アネモネ恋話
ジョボバンタ竹田
第1話 コーヒーの味
いつも閑古鳥が鳴くこの店に、久々にドアベルの音が小気味よく響いた。
入って来たのはまだあどけなさが残る青年だった。
「あっ、あの!ブラックコーヒー、いただけませんか。」
遠慮がちな青年の態度を微笑ましく思いながら、慣れた手つきでコーヒーを淹れる。
「あの、俺こういうカフェとか来るの、初めてで…」
「そうなんですね、しがない喫茶店ですがゆっくりしていってください。」
そわそわと忙しない青年ににっこりと微笑んだ。
「こういうオシャレなカフェの店主って男性の方だと思ってました。若い女性でもカフェってやるんですね。」
「ありがとうございます。さぁ、できあがりましたよ。」
私は彼の前に湯気の立つコーヒーを置いた。
でも彼はじっと見つめるだけで飲もうとはしない。
「どうかされましたか?」
「あっ、えっと、その……」
彼はしゅんとした表情で言った。
「俺、ブラックコーヒー苦手で……」
「あら、シロップとミルクもお出しします?」
「あっ、いえ!ブラックコーヒーで大丈夫です。」
そう言って彼はグイッとコーヒーを飲み、渋い表情で嗚咽を漏らす。
その姿に思わずクスクスと笑ってしまった。
「そんなに苦手なのにどうしてブラックコーヒーを?」
彼は頬を染めながら、言葉を漏らす
「好きな人が…大人びた人が好きって……」
恥ずかしそうに俯く彼がとても愛おしく感じた。
それから彼は毎日欠かさず来てくれた。
ブラックコーヒーを渋い表情で飲み干すのを見ながら色々なことを聞いた。
彼は私の3つ下で大学生であること、好きな人は彼と同い年で、同じ大学の子であること。今度その人とデートをすること。

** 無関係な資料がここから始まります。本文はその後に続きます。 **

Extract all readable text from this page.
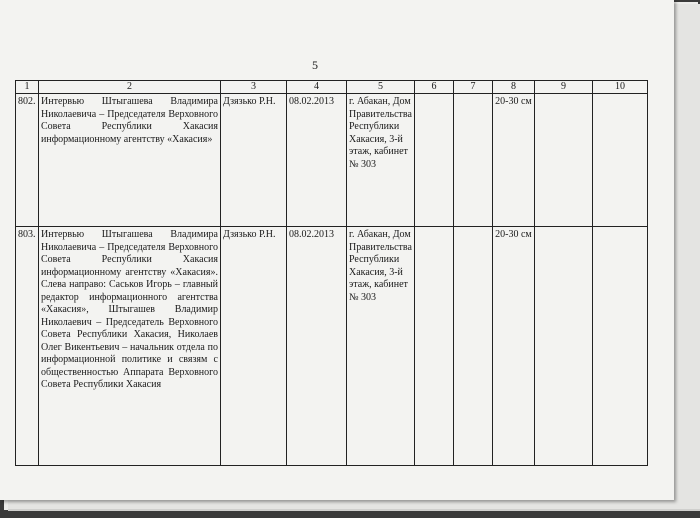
5
1	2	3	4	5	6	7	8	9	10
802.	Интервью Штыгашева Владимира Николаевича – Председателя Верховного Совета Республики Хакасия информационному агентству «Хакасия»	Дзязько Р.Н.	08.02.2013	г. Абакан, Дом Правительства Республики Хакасия, 3-й этаж, кабинет № 303			20-30 см		
803.	Интервью Штыгашева Владимира Николаевича – Председателя Верховного Совета Республики Хакасия информационному агентству «Хакасия». Слева направо: Саськов Игорь – главный редактор информационного агентства «Хакасия», Штыгашев Владимир Николаевич – Председатель Верховного Совета Республики Хакасия, Николаев Олег Викентьевич – начальник отдела по информационной политике и связям с общественностью Аппарата Верховного Совета Республики Хакасия	Дзязько Р.Н.	08.02.2013	г. Абакан, Дом Правительства Республики Хакасия, 3-й этаж, кабинет № 303			20-30 см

来る度に彼の髪型や服装が大人っぽく変わっていくのも日々の楽しみだった。
ある時、親戚の訃報で店を空けることになった。
しばらくして店を開けると、1番に彼が来てくれた。
「いらっしゃいませ、お久しぶりで……」
そう言いかけた時、彼の顔を見て目を見開いた。
彼は大粒の涙をボロボロと流していた。
「俺、ふられちゃいました。」
嗚咽を漏らしながら泣き止まない彼をカウンターに座らせた。
「俺、実は服はカジュアルじゃなくてストリート系が好きだし、髪もこんな栗色じゃなくて黒髪のままがいいし、ブラックコーヒーよりカフェオレの方が好きなんです。でも、」
彼は大きく息を吸うと、叫ぶように泣いた。
「俺、彼女のためにっ、彼女の1番になるためにっ、頑張ったのに!」
ひとしきり泣いたあと、彼は大好きだと言うカフェオレを頼んだ。
だが、いつものようにブラックコーヒーを目の前に置いた。シロップとミルクを数個添えて。
彼は驚いて私を見上げる。
「私は、背伸びしようと頑張ってる姿、好きでしたよ。」
彼ははにかむように笑いながらミルクとシロップを入れて美味しそうに飲んでいた。
いつか彼が、私のために努力してくれる日が来ることを願いながら今日も彼のためにコーヒーを淹れた。
私の恋がどうなるかは、まだ誰も知らない。